Comorbidity data were obtained from self-reported personal interview questionnaire data collected in the NHANES. Presence of a variety of health conditions, which potentially affect muscle mass and/or strength, was assessed using data from the medical conditions/history questionnaire, including the following: diabetes; coronary heart disease (CHD) (including heart attack/myocardial infarction)/congestive heart failure (CHF);vision problems; obesity; arthritis (including both rheumatoid and osteoarthritis); asthma; osteoporosis; cancer (multiple varieties, excluding skin cancer); and chronic bronchitis/emphysema. Body mass index (BMI) was also investigated and defined as weight (kg) divided by height squared (m2). Consistent with the recommendation from Center for Disease Control and Prevention , the following four categories of BMI were adopted in this study: BMI < 18.5 kg/m2 (underweight), 18.5-24.99 (healthy weight), 25–29.99 (overweight), and ≥30 (obese).

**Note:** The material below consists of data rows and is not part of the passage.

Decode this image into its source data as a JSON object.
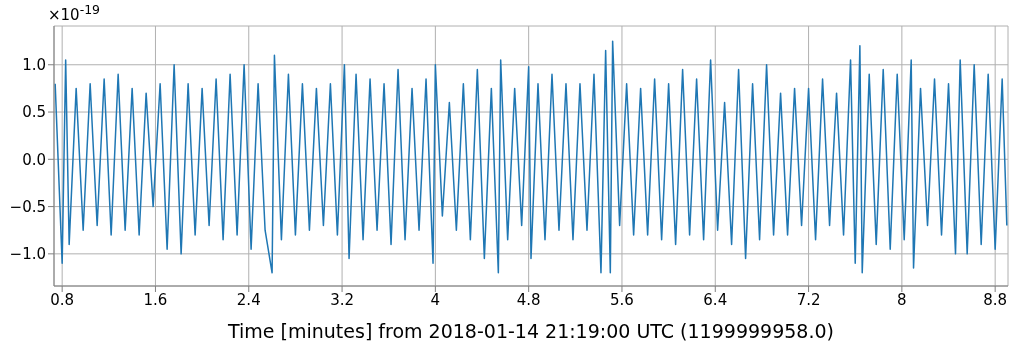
{
  "chart_data": {
    "type": "line",
    "xlabel": "Time [minutes] from 2018-01-14 21:19:00 UTC (1199999958.0)",
    "annotations": [
      "×10$^{-19}$"
    ],
    "x": [
      0.74,
      0.8,
      0.83,
      0.86,
      0.92,
      0.98,
      1.04,
      1.1,
      1.16,
      1.22,
      1.28,
      1.34,
      1.4,
      1.46,
      1.52,
      1.58,
      1.64,
      1.7,
      1.76,
      1.82,
      1.88,
      1.94,
      2.0,
      2.06,
      2.12,
      2.18,
      2.24,
      2.3,
      2.36,
      2.42,
      2.48,
      2.54,
      2.6,
      2.62,
      2.68,
      2.74,
      2.8,
      2.86,
      2.92,
      2.98,
      3.04,
      3.1,
      3.16,
      3.22,
      3.26,
      3.32,
      3.38,
      3.44,
      3.5,
      3.56,
      3.62,
      3.68,
      3.74,
      3.8,
      3.86,
      3.92,
      3.98,
      4.0,
      4.06,
      4.12,
      4.18,
      4.24,
      4.3,
      4.36,
      4.42,
      4.48,
      4.54,
      4.56,
      4.62,
      4.68,
      4.74,
      4.8,
      4.82,
      4.88,
      4.94,
      5.0,
      5.06,
      5.12,
      5.18,
      5.24,
      5.3,
      5.36,
      5.42,
      5.46,
      5.5,
      5.52,
      5.58,
      5.64,
      5.7,
      5.76,
      5.82,
      5.88,
      5.94,
      6.0,
      6.06,
      6.12,
      6.18,
      6.24,
      6.3,
      6.36,
      6.42,
      6.48,
      6.54,
      6.6,
      6.66,
      6.72,
      6.78,
      6.84,
      6.9,
      6.96,
      7.02,
      7.08,
      7.14,
      7.2,
      7.26,
      7.32,
      7.38,
      7.44,
      7.5,
      7.56,
      7.6,
      7.64,
      7.66,
      7.72,
      7.78,
      7.84,
      7.9,
      7.96,
      8.02,
      8.08,
      8.1,
      8.16,
      8.22,
      8.28,
      8.34,
      8.4,
      8.46,
      8.5,
      8.56,
      8.62,
      8.68,
      8.74,
      8.8,
      8.86,
      8.9
    ],
    "series": [
      {
        "color": "#1f77b4",
        "values": [
          0.8,
          -1.1,
          1.05,
          -0.9,
          0.75,
          -0.75,
          0.8,
          -0.7,
          0.85,
          -0.8,
          0.9,
          -0.75,
          0.75,
          -0.8,
          0.7,
          -0.5,
          0.8,
          -0.95,
          1.0,
          -1.0,
          0.8,
          -0.8,
          0.75,
          -0.7,
          0.85,
          -0.85,
          0.9,
          -0.8,
          1.0,
          -0.95,
          0.8,
          -0.75,
          -1.2,
          1.1,
          -0.85,
          0.9,
          -0.8,
          0.8,
          -0.75,
          0.75,
          -0.7,
          0.8,
          -0.8,
          1.0,
          -1.05,
          0.9,
          -0.85,
          0.85,
          -0.75,
          0.8,
          -0.9,
          0.95,
          -0.85,
          0.75,
          -0.75,
          0.85,
          -1.1,
          1.0,
          -0.6,
          0.6,
          -0.75,
          0.8,
          -0.85,
          0.95,
          -1.05,
          0.75,
          -1.2,
          1.05,
          -0.85,
          0.75,
          -0.7,
          0.98,
          -1.05,
          0.8,
          -0.85,
          0.9,
          -0.75,
          0.8,
          -0.85,
          0.8,
          -0.75,
          0.9,
          -1.2,
          1.15,
          -1.2,
          1.25,
          -0.7,
          0.8,
          -0.8,
          0.75,
          -0.8,
          0.85,
          -0.85,
          0.8,
          -0.9,
          0.95,
          -0.8,
          0.85,
          -0.85,
          1.05,
          -0.75,
          0.6,
          -0.9,
          0.95,
          -1.05,
          0.8,
          -0.85,
          1.0,
          -0.8,
          0.7,
          -0.8,
          0.75,
          -0.7,
          0.75,
          -0.85,
          0.85,
          -0.7,
          0.7,
          -0.8,
          1.05,
          -1.1,
          1.2,
          -1.2,
          0.9,
          -0.9,
          0.95,
          -0.95,
          0.9,
          -0.85,
          1.05,
          -1.15,
          0.75,
          -0.7,
          0.85,
          -0.8,
          0.8,
          -1.0,
          1.05,
          -1.0,
          1.0,
          -0.9,
          0.9,
          -0.95,
          0.85,
          -0.7
        ]
      }
    ],
    "xlim": [
      0.73,
      8.91
    ],
    "xticks": [
      0.8,
      1.6,
      2.4,
      3.2,
      4,
      4.8,
      5.6,
      6.4,
      7.2,
      8,
      8.8
    ],
    "ylim": [
      -1.34,
      1.41
    ],
    "yticks": [
      {
        "value": -1,
        "label": "−1.0"
      },
      {
        "value": -0.5,
        "label": "−0.5"
      },
      {
        "value": 0,
        "label": "0.0"
      },
      {
        "value": 0.5,
        "label": "0.5"
      },
      {
        "value": 1,
        "label": "1.0"
      }
    ],
    "grid": true,
    "marker": "none",
    "line_style": "solid"
  }
}
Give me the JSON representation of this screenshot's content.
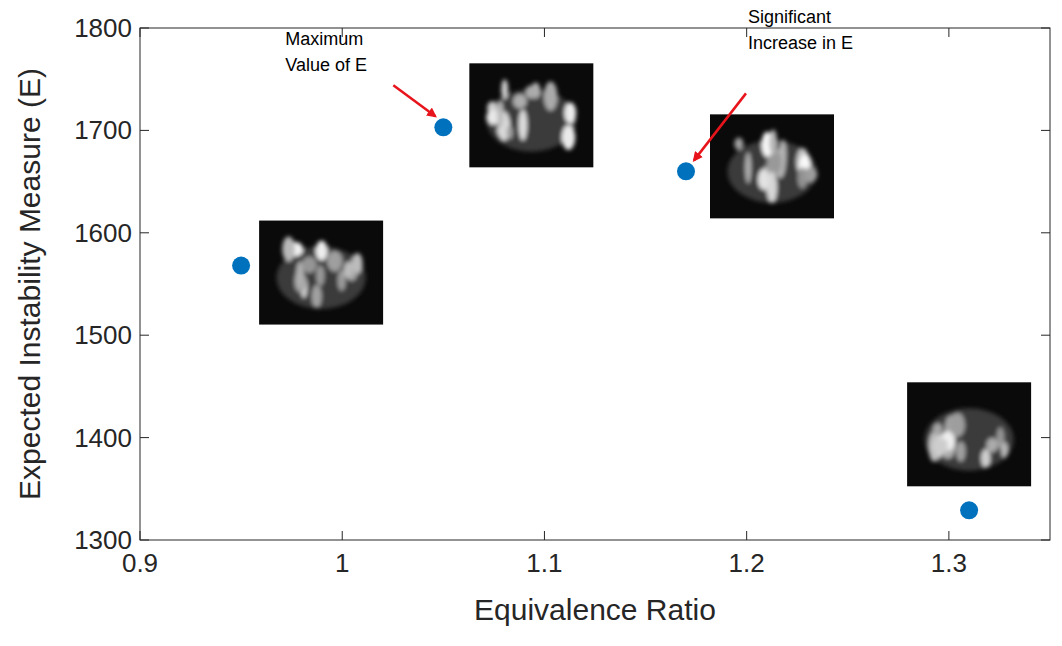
{
  "chart_data": {
    "type": "scatter",
    "x_label": "Equivalence Ratio",
    "y_label": "Expected Instability Measure (E)",
    "x": [
      0.95,
      1.05,
      1.17,
      1.31
    ],
    "values": [
      1568,
      1703,
      1660,
      1329
    ],
    "color": "#0072bd",
    "marker": "circle",
    "xlim": [
      0.9,
      1.35
    ],
    "xticks": [
      0.9,
      1,
      1.1,
      1.2,
      1.3
    ],
    "ylim": [
      1300,
      1800
    ],
    "yticks": [
      1300,
      1400,
      1500,
      1600,
      1700,
      1800
    ],
    "grid": false,
    "annotations": [
      {
        "text": "Maximum Value of E",
        "x": 1.05,
        "y": 1703
      },
      {
        "text": "Significant Increase in E",
        "x": 1.17,
        "y": 1660
      }
    ]
  }
}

Statistical procedures were employed that made use of the information from the complex, multistage, probability sampling design of the NHANES. Sampling weights were used to create mean estimates that were nationally representative of the older adult population, taking advantage of the oversampling of subjects in particular age, racial, and ethnic groups. All statistical analyses were design-based, except the partial correlation coefficient calculation that used raw, un-weighted data.
Distributions of aASM and IQS, by gender and age group (in five-year intervals), were presented using box plots. The box plots present the mean, 5th, 25th, 50th (median), 75th and 95th percentiles. The Pearson partial correlation coefficient, controlling for age and gender, was used to examine the association between aASM and IQS.
Multiple regression models, using survey strata and weighting, were conducted to examine the effect of each comorbidity on IQS and on the relationship between aASM and IQS. We first constructed a linear regression model on IQS with aASM as an exploratory variable, adjusting for age and gender (Model 1). Next, for each comorbidity, we built two additional linear regression models on IQS, one with the studied comorbidity as an exploratory variable, adjusting for aASM, age and gender (Model 2), and another with all variables in Model 2, plus the interaction between aASM and the comorbidity of interest (Model 3). The regression coefficients for aASM and the studied comorbidity were presented, including the 95% confidence intervals (CIs), along with the significance level of the interaction term from Model 3. Where results suggested a significant interaction between aASM and a given comorbidity, the relationship between aASM and IQS was graphically presented via scatter plot by using the raw non-weighted data, along with the age- and gender-adjusted regression lines, via Model 3 and stratifying on comorbidity status. In addition, subgroup analyses of linear regression models (Model 1) were fit within comorbidity subgroups (e.g., arthritis and non-arthritis subgroups), adjusting for age and gender.
All analyses were conducted using SAS®, version 9.2 survey procedures (SAS Institute, Cary, North Carolina, USA). All hypothesis tests were 2-tailed with a significance level of 0.05, and regression coefficients were deemed significantly different if the corresponding 95% CIs were non-overlapping.